I have nothing more to say, except to entreat you to pardon my somewhat serious utterances because of the many painful reminiscences which your good-natured sarcasm has brought to my lips, although softened by the kindly and genial terms in which you have received me, and I beg you to accept the grateful expression of my heartfelt gratitude for this glorious reception. [Applause.]


LORD SALISBURY

(ROBERT ARTHUR TALBOT GASCOYNE-CECIL)

KITCHENER IN AFRICA

[Speech of Robert Cecil, Marquis of Salisbury, at a banquet given in honor of Lord Horatio Herbert Kitchener, by the Lord Mayor of London, Right Hon. Horatio David Davies, at the Mansion House, London, November 4, 1898.]

My Lord Mayor, Your Royal Highness, My Lords, and Gentlemen:—The task has been placed in my hands of proposing the toast of the evening: "The Health of the Sirdar." [Loud cheers.] It is the proud prerogative of this city that, without any mandate from the Constitution, without any legal sanction it yet has the privilege of sealing by its approval the reputation and renown of the great men whom this country produces; and the honors which it confers are as much valued and as much desired as any which are given in this country. [Cheers.] It has won that position not because it has been given to it, but because it has shown discrimination and earnestness and because it has united the suffrage of the people in the approval of the course that it has taken and of the honors it has bestowed. [Cheers.] My Lord Mayor, it is in reference to that function which you have performed to-day and the most brilliant reception which has been accorded to the Sirdar that I now do your bidding and propose his health. [Cheers.] But if the task would be in any circumstances arduous and alarming, it is much more so because all that can be said in his behalf has already been said by more eloquent tongues than mine. I have little hope that I can add anything to the picture that has been already drawn [allusion to previous speeches made by the Earl of Cambridge, Lord Lansdowne, and Lord Rosebery], but no one can wonder at the vast enthusiasm by which the career of this great soldier has been received in this city. It is not merely his own personal qualities that have achieved it. It is also the strange dramatic interest of the circumstances, and the conditions under which his laurels have been won. [Cheers.]

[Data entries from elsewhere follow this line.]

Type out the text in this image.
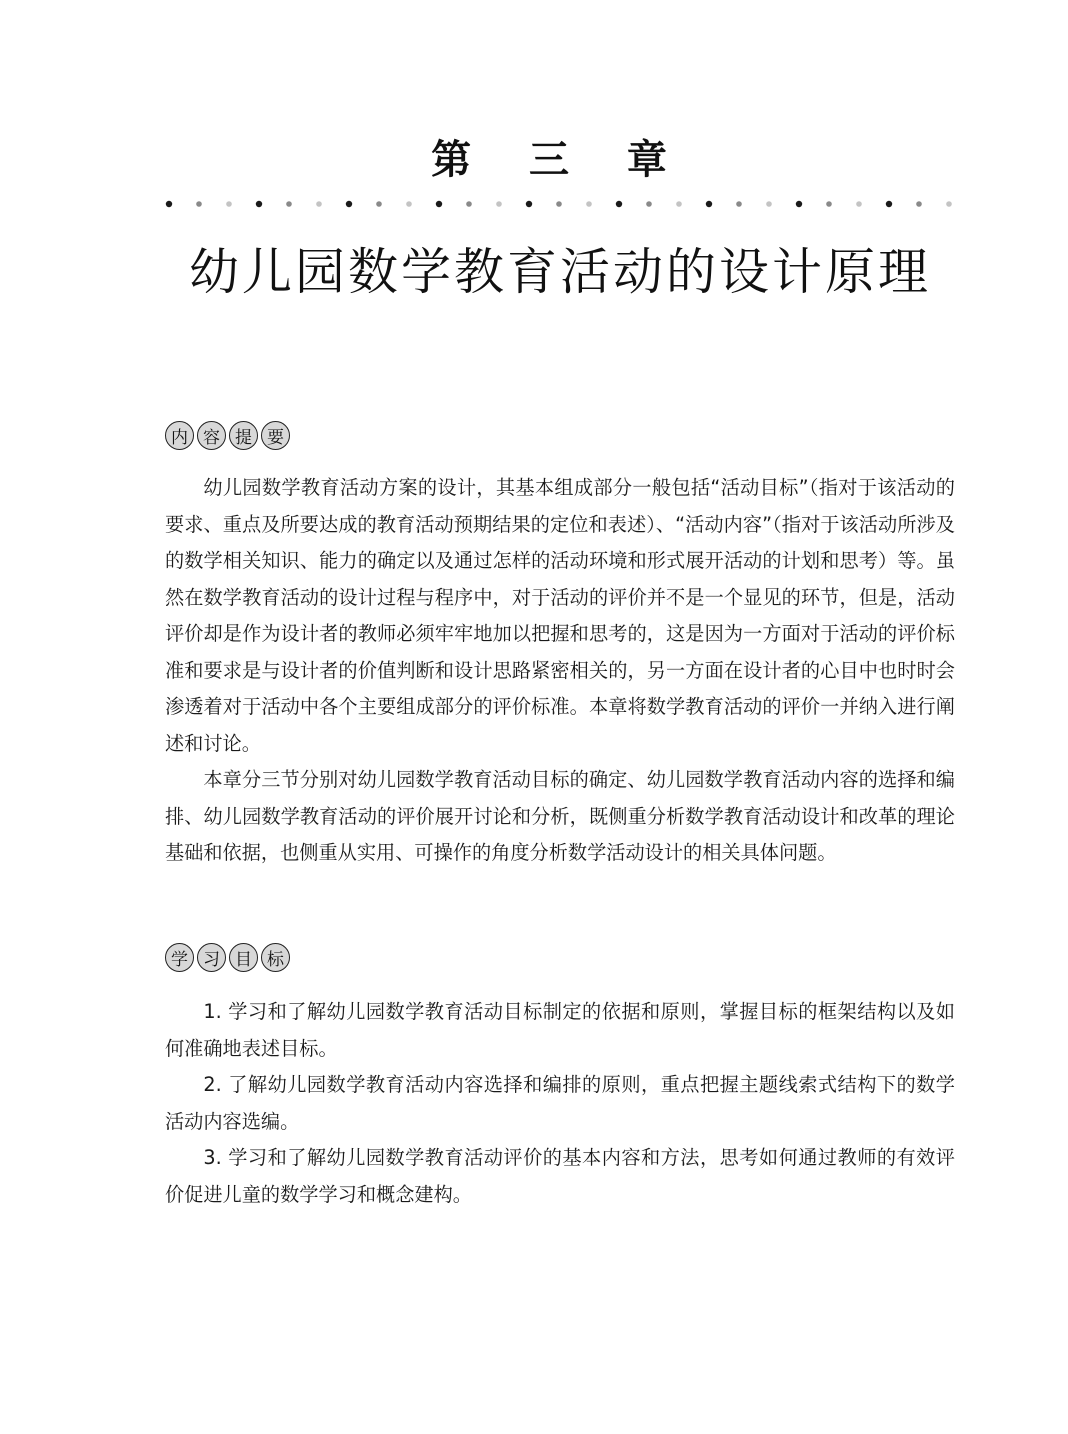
第 三 章
幼儿园数学教育活动的设计原理
内 容 提 要

幼儿园数学教育活动方案的设计，其基本组成部分一般包括“活动目标”（指对于该活动的要求、重点及所要达成的教育活动预期结果的定位和表述）、“活动内容”（指对于该活动所涉及的数学相关知识、能力的确定以及通过怎样的活动环境和形式展开活动的计划和思考）等。虽然在数学教育活动的设计过程与程序中，对于活动的评价并不是一个显见的环节，但是，活动评价却是作为设计者的教师必须牢牢地加以把握和思考的，这是因为一方面对于活动的评价标准和要求是与设计者的价值判断和设计思路紧密相关的，另一方面在设计者的心目中也时时会渗透着对于活动中各个主要组成部分的评价标准。本章将数学教育活动的评价一并纳入进行阐述和讨论。

本章分三节分别对幼儿园数学教育活动目标的确定、幼儿园数学教育活动内容的选择和编排、幼儿园数学教育活动的评价展开讨论和分析，既侧重分析数学教育活动设计和改革的理论基础和依据，也侧重从实用、可操作的角度分析数学活动设计的相关具体问题。

学 习 目 标

1. 学习和了解幼儿园数学教育活动目标制定的依据和原则，掌握目标的框架结构以及如何准确地表述目标。

2. 了解幼儿园数学教育活动内容选择和编排的原则，重点把握主题线索式结构下的数学活动内容选编。

3. 学习和了解幼儿园数学教育活动评价的基本内容和方法，思考如何通过教师的有效评价促进儿童的数学学习和概念建构。
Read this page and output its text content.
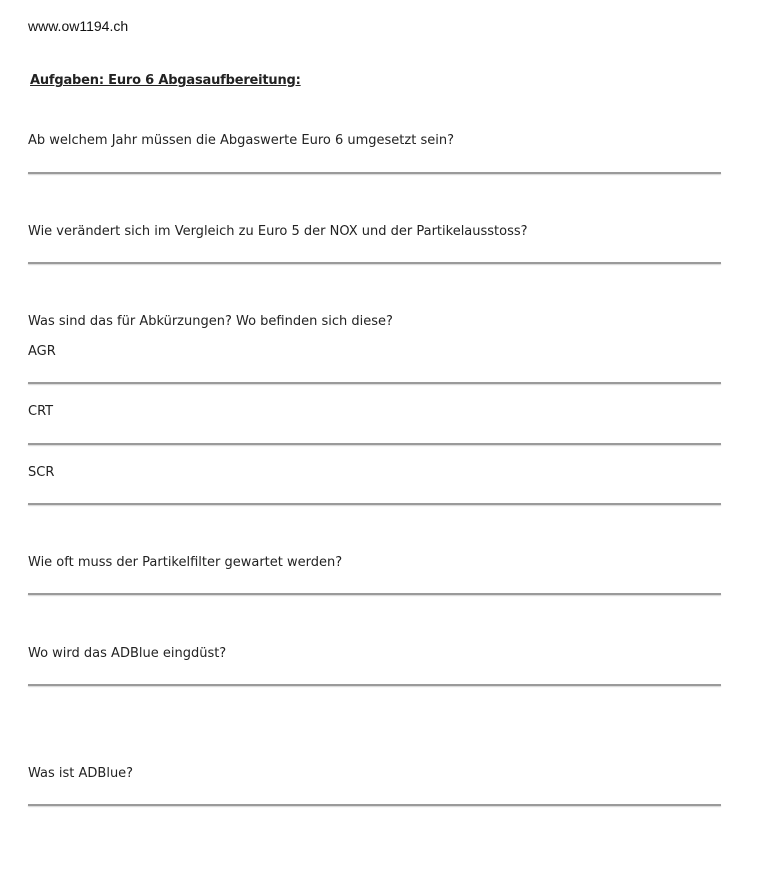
www.ow1194.ch
Aufgaben: Euro 6 Abgasaufbereitung:
Ab welchem Jahr müssen die Abgaswerte Euro 6 umgesetzt sein?
Wie verändert sich im Vergleich zu Euro 5 der NOX und der Partikelausstoss?
Was sind das für Abkürzungen? Wo befinden sich diese?
AGR
CRT
SCR
Wie oft muss der Partikelfilter gewartet werden?
Wo wird das ADBlue eingdüst?
Was ist ADBlue?
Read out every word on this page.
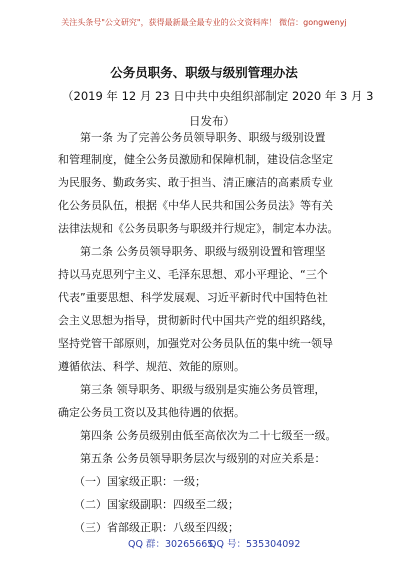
关注头条号"公文研究"，获得最新最全最专业的公文资料库！ 微信：gongwenyj
公务员职务、职级与级别管理办法
（2019 年 12 月 23 日中共中央组织部制定 2020 年 3 月 3
日发布）
第一条 为了完善公务员领导职务、职级与级别设置
和管理制度，健全公务员激励和保障机制，建设信念坚定
为民服务、勤政务实、敢于担当、清正廉洁的高素质专业
化公务员队伍，根据《中华人民共和国公务员法》等有关
法律法规和《公务员职务与职级并行规定》，制定本办法。
第二条 公务员领导职务、职级与级别设置和管理坚
持以马克思列宁主义、毛泽东思想、邓小平理论、“三个
代表”重要思想、科学发展观、习近平新时代中国特色社
会主义思想为指导，贯彻新时代中国共产党的组织路线，
坚持党管干部原则，加强党对公务员队伍的集中统一领导
遵循依法、科学、规范、效能的原则。
第三条 领导职务、职级与级别是实施公务员管理，
确定公务员工资以及其他待遇的依据。
第四条 公务员级别由低至高依次为二十七级至一级。
第五条 公务员领导职务层次与级别的对应关系是：
（一）国家级正职：一级；
（二）国家级副职：四级至二级；
（三）省部级正职：八级至四级；
QQ 群：30265665
QQ 号：535304092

It has been a long campaign, the first part of which we do not look back to with so much pleasure because we had undertaken a fearful task without a full knowledge of the conditions we had to satisfy or the real character of the foes to whom we were opposed. ["Hear! Hear!">[ The remembrance of that heroic figure whose virtues and whose death are impressed so deeply upon the memory of the whole of the present generation of Englishmen, the vicissitudes of those anxious campaigns in which the most splendid deeds of gallantry were achieved are yet fresh in the minds of the English people and Lord Rosebery has not exaggerated when he has said that the debt was felt deeply in the mind of every Englishman, however little they might talk of it at the time and when the opportunity arrived with what eagerness, in spite of any possible discouragement—with what eagerness the opportunity was seized. [Cheers.] It was a campaign—the campaign which your gallant guest has won—it was a campaign marked by circumstances which have seldom marked a campaign in the history of the world. [Cheers.] I suppose that wonderful combination of all achievements and discoveries of modern science, in support of the gallantry and well-tried strategy of a British leader—I suppose these things have not been seen in our history before. [Cheers.] But the note of this campaign was that the Sirdar not only won the battles which he was set to fight, but he furnished himself the instruments by which they were won, or rather, I should say, he was the last and perhaps by the nature of the circumstances the most efficient of a list of distinguished men whose task it has been to rescue the Egyptian army from inefficiency and contempt in order to put it on the pinnacle of glory it occupies now. [Cheers.]

I remember in our debates during that terrible campaign of 1884-85 a distinguished member of the Government of that day observing with respect to Egyptian troops that they were splendid soldiers if only they would not run away. [Laughter.]

It was a quaint way of putting it, but it was very accurate. They had splendid physique; they had great fidelity and loyalty to their chiefs; they had many of the qualities of the soldier, but like men who had been recruited under the slave whip, and who had been accustomed to the methods of despotism, they had not that courage which can only be obtained by freedom and by united military training. [Cheers.] What they lacked has been supplied to them, and the Egyptian army, as it has issued from the hands of Sir Evelyn Wood, Sir Francis Grenfell, and the Sirdar, is a magnificent specimen of the motive power of the English leader. [Cheers.] We do not reflect on it, yet if we have any interest in the administrative processes that go on in various parts of the Empire we cannot help being impressed by the fact that numbers on numbers of educated young men, who at home, in this country, would show no very conspicuous qualities except those we are accustomed to look for in an English gentleman, yet, if thrown on their own resources, and bidden to govern and control and guide large bodies of men of another race, they never or hardly ever fall short of the task which has been given to them; but they will make of that body of promising material splendid regiments by which the Empire of England is extended and sustained. [Cheers.]